Psychology Connected: War and Peace
- Thursday 1 December 2022
- Psychology Connected
Pieter de la Court
2333 AK Leiden
- Centrall hall
On Thursday afternoon, 1 December, the second edition of Psychology Connected will take place. A recurring event to which the entire Psychology Institute is invited to engage with each other, over drinks, in a conversation about a better university and society. What do those look like and how do we get there?
War and Peace
If you've grown up in it, peace seems an unshakable certainty. Yet millions of people experience daily that a peace and prosperity is not a given, but a fragile right that can be taken away at any moment. Seemingly stable relations between people, countries, and institutions, can lose their ground in a matter of days. But how do conflict and war arise, and what are the conditions for peace? To answer these questions, we need multiple perspectives.

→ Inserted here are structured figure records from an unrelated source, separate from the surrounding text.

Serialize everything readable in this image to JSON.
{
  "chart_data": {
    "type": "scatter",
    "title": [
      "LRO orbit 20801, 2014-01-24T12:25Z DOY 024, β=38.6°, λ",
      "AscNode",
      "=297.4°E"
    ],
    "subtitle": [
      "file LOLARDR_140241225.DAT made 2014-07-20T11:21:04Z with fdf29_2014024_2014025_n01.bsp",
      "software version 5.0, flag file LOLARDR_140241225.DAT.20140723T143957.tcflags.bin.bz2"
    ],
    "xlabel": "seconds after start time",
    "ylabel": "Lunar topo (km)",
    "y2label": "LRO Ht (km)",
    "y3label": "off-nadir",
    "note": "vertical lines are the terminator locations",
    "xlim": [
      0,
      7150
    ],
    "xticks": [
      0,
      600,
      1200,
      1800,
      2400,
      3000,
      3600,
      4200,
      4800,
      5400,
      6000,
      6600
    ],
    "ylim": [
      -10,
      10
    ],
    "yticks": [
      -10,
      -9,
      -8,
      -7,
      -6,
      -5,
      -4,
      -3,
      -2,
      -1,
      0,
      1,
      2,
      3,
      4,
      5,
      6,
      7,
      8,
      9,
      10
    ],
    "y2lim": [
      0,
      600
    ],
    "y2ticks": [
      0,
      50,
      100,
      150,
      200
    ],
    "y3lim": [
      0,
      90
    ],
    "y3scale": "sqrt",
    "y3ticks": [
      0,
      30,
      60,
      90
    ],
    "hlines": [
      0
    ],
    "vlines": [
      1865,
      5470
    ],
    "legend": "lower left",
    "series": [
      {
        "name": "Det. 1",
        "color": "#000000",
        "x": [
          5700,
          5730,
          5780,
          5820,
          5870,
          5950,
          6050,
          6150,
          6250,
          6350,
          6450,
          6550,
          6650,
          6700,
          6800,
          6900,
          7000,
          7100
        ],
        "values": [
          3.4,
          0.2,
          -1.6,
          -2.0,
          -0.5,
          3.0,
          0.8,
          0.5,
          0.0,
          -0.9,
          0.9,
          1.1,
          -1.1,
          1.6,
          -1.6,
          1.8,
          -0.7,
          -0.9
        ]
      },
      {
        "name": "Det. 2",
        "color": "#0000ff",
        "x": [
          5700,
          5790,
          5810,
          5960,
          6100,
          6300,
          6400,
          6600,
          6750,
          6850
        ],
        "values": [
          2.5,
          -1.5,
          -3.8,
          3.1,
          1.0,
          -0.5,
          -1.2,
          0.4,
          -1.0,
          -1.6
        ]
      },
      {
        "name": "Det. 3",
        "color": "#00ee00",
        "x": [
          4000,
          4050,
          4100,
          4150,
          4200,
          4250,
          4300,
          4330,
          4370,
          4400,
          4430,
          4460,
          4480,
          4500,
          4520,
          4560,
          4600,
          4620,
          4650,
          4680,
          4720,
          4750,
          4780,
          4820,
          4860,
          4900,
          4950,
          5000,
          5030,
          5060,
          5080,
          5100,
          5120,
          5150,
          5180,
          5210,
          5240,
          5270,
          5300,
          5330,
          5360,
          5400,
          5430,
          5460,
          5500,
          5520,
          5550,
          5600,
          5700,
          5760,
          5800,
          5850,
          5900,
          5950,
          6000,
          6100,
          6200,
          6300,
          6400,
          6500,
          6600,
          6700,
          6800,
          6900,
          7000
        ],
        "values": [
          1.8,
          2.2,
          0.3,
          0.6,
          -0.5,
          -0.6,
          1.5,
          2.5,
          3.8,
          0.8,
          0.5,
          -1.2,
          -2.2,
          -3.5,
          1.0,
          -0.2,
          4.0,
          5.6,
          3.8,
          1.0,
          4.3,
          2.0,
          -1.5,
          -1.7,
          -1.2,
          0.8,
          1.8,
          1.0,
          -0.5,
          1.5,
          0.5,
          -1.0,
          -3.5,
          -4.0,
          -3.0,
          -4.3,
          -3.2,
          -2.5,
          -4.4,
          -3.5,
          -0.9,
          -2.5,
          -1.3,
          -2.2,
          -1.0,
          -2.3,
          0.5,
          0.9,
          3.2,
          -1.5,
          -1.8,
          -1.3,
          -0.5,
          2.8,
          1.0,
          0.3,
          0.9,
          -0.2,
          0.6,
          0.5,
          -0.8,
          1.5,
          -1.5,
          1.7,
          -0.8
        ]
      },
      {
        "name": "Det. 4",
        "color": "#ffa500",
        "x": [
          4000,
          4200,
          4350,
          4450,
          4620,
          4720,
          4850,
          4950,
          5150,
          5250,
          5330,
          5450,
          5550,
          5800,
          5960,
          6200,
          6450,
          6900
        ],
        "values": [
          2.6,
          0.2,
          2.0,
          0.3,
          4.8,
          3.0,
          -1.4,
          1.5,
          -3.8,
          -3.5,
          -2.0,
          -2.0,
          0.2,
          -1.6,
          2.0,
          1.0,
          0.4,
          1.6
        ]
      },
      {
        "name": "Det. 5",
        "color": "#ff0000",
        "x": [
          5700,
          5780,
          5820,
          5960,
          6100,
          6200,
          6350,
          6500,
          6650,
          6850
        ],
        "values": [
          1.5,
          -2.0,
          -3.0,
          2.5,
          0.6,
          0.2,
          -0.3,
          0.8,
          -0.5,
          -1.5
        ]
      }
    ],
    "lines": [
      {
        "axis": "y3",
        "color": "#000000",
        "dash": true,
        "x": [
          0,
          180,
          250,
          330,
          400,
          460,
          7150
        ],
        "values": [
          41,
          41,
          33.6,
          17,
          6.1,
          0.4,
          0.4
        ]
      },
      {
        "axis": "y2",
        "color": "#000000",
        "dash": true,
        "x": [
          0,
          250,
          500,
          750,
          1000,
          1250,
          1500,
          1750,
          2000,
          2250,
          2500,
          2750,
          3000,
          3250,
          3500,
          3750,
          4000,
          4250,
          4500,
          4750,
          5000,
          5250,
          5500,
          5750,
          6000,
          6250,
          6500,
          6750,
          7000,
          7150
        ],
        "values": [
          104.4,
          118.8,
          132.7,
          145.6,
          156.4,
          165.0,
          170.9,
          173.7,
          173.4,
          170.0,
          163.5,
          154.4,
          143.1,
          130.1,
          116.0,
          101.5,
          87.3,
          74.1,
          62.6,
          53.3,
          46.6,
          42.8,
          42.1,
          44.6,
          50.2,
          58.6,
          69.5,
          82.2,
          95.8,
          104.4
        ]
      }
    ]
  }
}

We cannot resolve conflicts without understanding their origins. Therefore, during this second Psychology Connected, we first delve into the animal kingdom: what can the social mechanisms between other animals teach us about conflict resolution and cooperation? Once we are able to negotiate, what lessons does economic behavioral psychology offer us? And when all room for negotiation has evaporated and disaster looms over us, how do insights from psychology help us avoid nuclear war?
About the speakers
Tom Roth is a behavioural biologist who is interested in social behaviour and social cognition of primates, more specifically great apes. For his PhD, he studies the cognitive processes underlying mate preferences of zoo-housed orang-utans and humans, with the goal of identifying methods to measure these preferences. Apart from his PhD research, he has studied social behaviour in zoo-housed gorillas and wild orang-utans.
Dr. Angelo Romano is a social psychologist who studies how and why humans cooperate or engage in conflict with unknown strangers. In particular, he is interested in understanding the ecological and psychological factors that can promote conflict and cooperation among people, groups, and nations. His approach is at the intersection of social psychology, evolutionary biology, and experimental economics.